De este modo, éste último mantuvo contactos con Juan Márquez al objeto de la concesión de la ayuda sociolaboral excepcional, y como consecuencia del resultado positivo de tales reuniones, el empresario absuelto solicitó una ayuda sociolaboral excepcional por importe total de 187.618,94 euros “que comprendía tanto la valoración de lo dejado de percibir por los cuatro trabajadores más los 50.000 euros que la empresa adelantó como primer pago de la prima”.
Fin público
Así, y según la sentencia, Juan Márquez firmó una resolución de concesión de esta ayuda el día 11 de marzo de 2010, tras lo que, por resolución de fecha 30 de septiembre de 2010, y en ejecución del acuerdo de encomienda con la agencia IDEA para materialización referente a los programas sociolaborales y las ayudas sociales excepcionales, orden de 27 de abril de 2010, el nuevo director general de Trabajo, Daniel Alberto Rivera, “acuerda ordenar a IDEA el pago del 75 por ciento de esta ayuda excepcional -140.714,21 euros- en la cuenta corriente” de la empresa, no constando el abono del 25 por ciento restante “pese a que se justificó el destino del 75 por ciento de la ayuda recibida mediante la aportación de las transferencias de tales cantidades a los ex trabajadores afectados”.
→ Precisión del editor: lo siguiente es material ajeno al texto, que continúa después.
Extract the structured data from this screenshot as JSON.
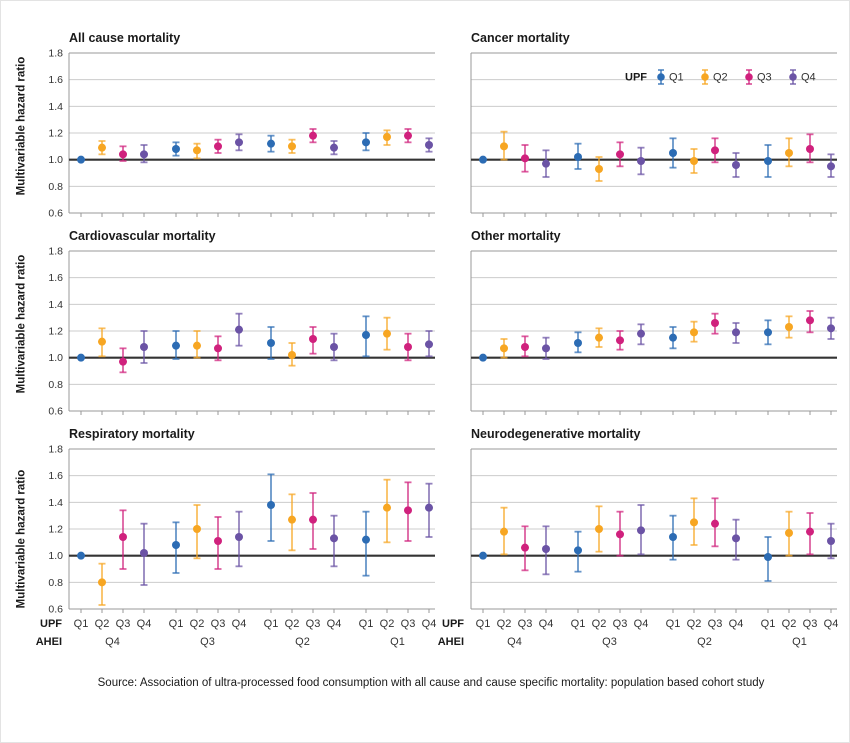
{
  "figure": {
    "ylabel": "Multivariable hazard ratio",
    "source": "Source: Association of ultra-processed food consumption with all cause and cause specific mortality: population based cohort study"
  },
  "colors": {
    "grid": "#cccccc",
    "border": "#999999",
    "reference_line": "#333333",
    "text": "#333333",
    "q1_blue": "#2c6cb4",
    "q2_orange": "#f7a622",
    "q3_magenta": "#d0217d",
    "q4_purple": "#6b53a5"
  },
  "legend": {
    "title": "UPF",
    "entries": [
      {
        "label": "Q1",
        "color": "#2c6cb4"
      },
      {
        "label": "Q2",
        "color": "#f7a622"
      },
      {
        "label": "Q3",
        "color": "#d0217d"
      },
      {
        "label": "Q4",
        "color": "#6b53a5"
      }
    ]
  },
  "x_axis": {
    "upf_header": "UPF",
    "ahei_header": "AHEI",
    "upf_ticks": [
      "Q1",
      "Q2",
      "Q3",
      "Q4"
    ],
    "ahei_groups": [
      "Q4",
      "Q3",
      "Q2",
      "Q1"
    ]
  },
  "chart_data": [
    {
      "type": "scatter",
      "title": "All cause mortality",
      "ylabel": "Multivariable hazard ratio",
      "ylim": [
        0.6,
        1.8
      ],
      "yticks": [
        0.6,
        0.8,
        1.0,
        1.2,
        1.4,
        1.6,
        1.8
      ],
      "reference_line": 1.0,
      "groups": [
        "Q4",
        "Q3",
        "Q2",
        "Q1"
      ],
      "y_tick_labels": true,
      "x_axis_labels": false,
      "show_legend": false,
      "series": [
        {
          "name": "Q1",
          "color": "#2c6cb4",
          "values": [
            1.0,
            1.08,
            1.12,
            1.13
          ],
          "ci_low": [
            1.0,
            1.03,
            1.06,
            1.07
          ],
          "ci_high": [
            1.0,
            1.13,
            1.18,
            1.2
          ]
        },
        {
          "name": "Q2",
          "color": "#f7a622",
          "values": [
            1.09,
            1.07,
            1.1,
            1.17
          ],
          "ci_low": [
            1.04,
            1.01,
            1.05,
            1.11
          ],
          "ci_high": [
            1.14,
            1.12,
            1.15,
            1.22
          ]
        },
        {
          "name": "Q3",
          "color": "#d0217d",
          "values": [
            1.04,
            1.1,
            1.18,
            1.18
          ],
          "ci_low": [
            0.99,
            1.05,
            1.13,
            1.13
          ],
          "ci_high": [
            1.1,
            1.15,
            1.23,
            1.23
          ]
        },
        {
          "name": "Q4",
          "color": "#6b53a5",
          "values": [
            1.04,
            1.13,
            1.09,
            1.11
          ],
          "ci_low": [
            0.98,
            1.07,
            1.04,
            1.06
          ],
          "ci_high": [
            1.11,
            1.19,
            1.14,
            1.16
          ]
        }
      ]
    },
    {
      "type": "scatter",
      "title": "Cancer mortality",
      "ylabel": "Multivariable hazard ratio",
      "ylim": [
        0.6,
        1.8
      ],
      "yticks": [
        0.6,
        0.8,
        1.0,
        1.2,
        1.4,
        1.6,
        1.8
      ],
      "reference_line": 1.0,
      "groups": [
        "Q4",
        "Q3",
        "Q2",
        "Q1"
      ],
      "y_tick_labels": false,
      "x_axis_labels": false,
      "show_legend": true,
      "series": [
        {
          "name": "Q1",
          "color": "#2c6cb4",
          "values": [
            1.0,
            1.02,
            1.05,
            0.99
          ],
          "ci_low": [
            1.0,
            0.93,
            0.94,
            0.87
          ],
          "ci_high": [
            1.0,
            1.12,
            1.16,
            1.11
          ]
        },
        {
          "name": "Q2",
          "color": "#f7a622",
          "values": [
            1.1,
            0.93,
            0.99,
            1.05
          ],
          "ci_low": [
            1.0,
            0.84,
            0.9,
            0.95
          ],
          "ci_high": [
            1.21,
            1.02,
            1.08,
            1.16
          ]
        },
        {
          "name": "Q3",
          "color": "#d0217d",
          "values": [
            1.01,
            1.04,
            1.07,
            1.08
          ],
          "ci_low": [
            0.91,
            0.95,
            0.98,
            0.98
          ],
          "ci_high": [
            1.11,
            1.13,
            1.16,
            1.19
          ]
        },
        {
          "name": "Q4",
          "color": "#6b53a5",
          "values": [
            0.97,
            0.99,
            0.96,
            0.95
          ],
          "ci_low": [
            0.87,
            0.89,
            0.87,
            0.87
          ],
          "ci_high": [
            1.07,
            1.09,
            1.05,
            1.04
          ]
        }
      ]
    },
    {
      "type": "scatter",
      "title": "Cardiovascular mortality",
      "ylabel": "Multivariable hazard ratio",
      "ylim": [
        0.6,
        1.8
      ],
      "yticks": [
        0.6,
        0.8,
        1.0,
        1.2,
        1.4,
        1.6,
        1.8
      ],
      "reference_line": 1.0,
      "groups": [
        "Q4",
        "Q3",
        "Q2",
        "Q1"
      ],
      "y_tick_labels": true,
      "x_axis_labels": false,
      "show_legend": false,
      "series": [
        {
          "name": "Q1",
          "color": "#2c6cb4",
          "values": [
            1.0,
            1.09,
            1.11,
            1.17
          ],
          "ci_low": [
            1.0,
            0.99,
            0.99,
            1.01
          ],
          "ci_high": [
            1.0,
            1.2,
            1.23,
            1.31
          ]
        },
        {
          "name": "Q2",
          "color": "#f7a622",
          "values": [
            1.12,
            1.09,
            1.02,
            1.18
          ],
          "ci_low": [
            1.01,
            1.0,
            0.94,
            1.06
          ],
          "ci_high": [
            1.22,
            1.2,
            1.11,
            1.3
          ]
        },
        {
          "name": "Q3",
          "color": "#d0217d",
          "values": [
            0.97,
            1.07,
            1.14,
            1.08
          ],
          "ci_low": [
            0.89,
            0.98,
            1.03,
            0.98
          ],
          "ci_high": [
            1.07,
            1.16,
            1.23,
            1.18
          ]
        },
        {
          "name": "Q4",
          "color": "#6b53a5",
          "values": [
            1.08,
            1.21,
            1.08,
            1.1
          ],
          "ci_low": [
            0.96,
            1.09,
            0.98,
            1.01
          ],
          "ci_high": [
            1.2,
            1.33,
            1.18,
            1.2
          ]
        }
      ]
    },
    {
      "type": "scatter",
      "title": "Other mortality",
      "ylabel": "Multivariable hazard ratio",
      "ylim": [
        0.6,
        1.8
      ],
      "yticks": [
        0.6,
        0.8,
        1.0,
        1.2,
        1.4,
        1.6,
        1.8
      ],
      "reference_line": 1.0,
      "groups": [
        "Q4",
        "Q3",
        "Q2",
        "Q1"
      ],
      "y_tick_labels": false,
      "x_axis_labels": false,
      "show_legend": false,
      "series": [
        {
          "name": "Q1",
          "color": "#2c6cb4",
          "values": [
            1.0,
            1.11,
            1.15,
            1.19
          ],
          "ci_low": [
            1.0,
            1.04,
            1.07,
            1.1
          ],
          "ci_high": [
            1.0,
            1.19,
            1.23,
            1.28
          ]
        },
        {
          "name": "Q2",
          "color": "#f7a622",
          "values": [
            1.07,
            1.15,
            1.19,
            1.23
          ],
          "ci_low": [
            1.0,
            1.08,
            1.12,
            1.15
          ],
          "ci_high": [
            1.14,
            1.22,
            1.27,
            1.31
          ]
        },
        {
          "name": "Q3",
          "color": "#d0217d",
          "values": [
            1.08,
            1.13,
            1.26,
            1.28
          ],
          "ci_low": [
            1.01,
            1.06,
            1.18,
            1.19
          ],
          "ci_high": [
            1.16,
            1.2,
            1.33,
            1.35
          ]
        },
        {
          "name": "Q4",
          "color": "#6b53a5",
          "values": [
            1.07,
            1.18,
            1.19,
            1.22
          ],
          "ci_low": [
            0.99,
            1.1,
            1.11,
            1.14
          ],
          "ci_high": [
            1.15,
            1.25,
            1.26,
            1.3
          ]
        }
      ]
    },
    {
      "type": "scatter",
      "title": "Respiratory mortality",
      "ylabel": "Multivariable hazard ratio",
      "ylim": [
        0.6,
        1.8
      ],
      "yticks": [
        0.6,
        0.8,
        1.0,
        1.2,
        1.4,
        1.6,
        1.8
      ],
      "reference_line": 1.0,
      "groups": [
        "Q4",
        "Q3",
        "Q2",
        "Q1"
      ],
      "y_tick_labels": true,
      "x_axis_labels": true,
      "show_legend": false,
      "series": [
        {
          "name": "Q1",
          "color": "#2c6cb4",
          "values": [
            1.0,
            1.08,
            1.38,
            1.12
          ],
          "ci_low": [
            1.0,
            0.87,
            1.11,
            0.85
          ],
          "ci_high": [
            1.0,
            1.25,
            1.61,
            1.33
          ]
        },
        {
          "name": "Q2",
          "color": "#f7a622",
          "values": [
            0.8,
            1.2,
            1.27,
            1.36
          ],
          "ci_low": [
            0.63,
            0.98,
            1.04,
            1.1
          ],
          "ci_high": [
            0.94,
            1.38,
            1.46,
            1.57
          ]
        },
        {
          "name": "Q3",
          "color": "#d0217d",
          "values": [
            1.14,
            1.11,
            1.27,
            1.34
          ],
          "ci_low": [
            0.9,
            0.9,
            1.05,
            1.11
          ],
          "ci_high": [
            1.34,
            1.29,
            1.47,
            1.55
          ]
        },
        {
          "name": "Q4",
          "color": "#6b53a5",
          "values": [
            1.02,
            1.14,
            1.13,
            1.36
          ],
          "ci_low": [
            0.78,
            0.92,
            0.92,
            1.14
          ],
          "ci_high": [
            1.24,
            1.33,
            1.3,
            1.54
          ]
        }
      ]
    },
    {
      "type": "scatter",
      "title": "Neurodegenerative mortality",
      "ylabel": "Multivariable hazard ratio",
      "ylim": [
        0.6,
        1.8
      ],
      "yticks": [
        0.6,
        0.8,
        1.0,
        1.2,
        1.4,
        1.6,
        1.8
      ],
      "reference_line": 1.0,
      "groups": [
        "Q4",
        "Q3",
        "Q2",
        "Q1"
      ],
      "y_tick_labels": false,
      "x_axis_labels": true,
      "show_legend": false,
      "series": [
        {
          "name": "Q1",
          "color": "#2c6cb4",
          "values": [
            1.0,
            1.04,
            1.14,
            0.99
          ],
          "ci_low": [
            1.0,
            0.88,
            0.97,
            0.81
          ],
          "ci_high": [
            1.0,
            1.18,
            1.3,
            1.14
          ]
        },
        {
          "name": "Q2",
          "color": "#f7a622",
          "values": [
            1.18,
            1.2,
            1.25,
            1.17
          ],
          "ci_low": [
            1.01,
            1.03,
            1.08,
            1.0
          ],
          "ci_high": [
            1.36,
            1.37,
            1.43,
            1.33
          ]
        },
        {
          "name": "Q3",
          "color": "#d0217d",
          "values": [
            1.06,
            1.16,
            1.24,
            1.18
          ],
          "ci_low": [
            0.89,
            1.0,
            1.07,
            1.01
          ],
          "ci_high": [
            1.22,
            1.33,
            1.43,
            1.32
          ]
        },
        {
          "name": "Q4",
          "color": "#6b53a5",
          "values": [
            1.05,
            1.19,
            1.13,
            1.11
          ],
          "ci_low": [
            0.86,
            1.01,
            0.97,
            0.98
          ],
          "ci_high": [
            1.22,
            1.38,
            1.27,
            1.24
          ]
        }
      ]
    }
  ]
}
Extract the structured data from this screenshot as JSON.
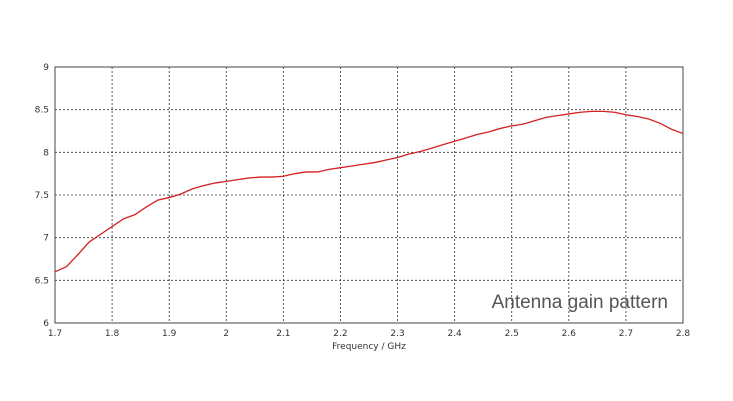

Los magistrados consideran que la concesión de las dos ayudas, la primera para financiar los costes derivados por la suscripción de la póliza de rentas de prejubilación y la segunda dirigida a financiar una ayuda sociolaboral de carácter excepcional motivada por una serie de problemas económicas, “se realizaron sin cumplirse los principios de publicidad, libre concurrencia y objetividad y sin establecerse las normas reguladoras donde figuraran las bases de la concesión de la ayuda en cuestión”.
No obstante, y sin perjuicio de ello, “respondían a un fin público (...) con cobertura en la ley de presupuestos con cargo” al programa 31L.
Para concluir, señalan que los beneficiarios de los fondos públicos percibidos por ambas ayudas “fueron exclusivamente los trabajadores y extrabajadores de la empresa”.
En total, y hasta el día de hoy, la Audiencia Provincial de Sevilla ha dictado un total de veintiocho sentencias en piezas separadas de la macrocausa de los ERE.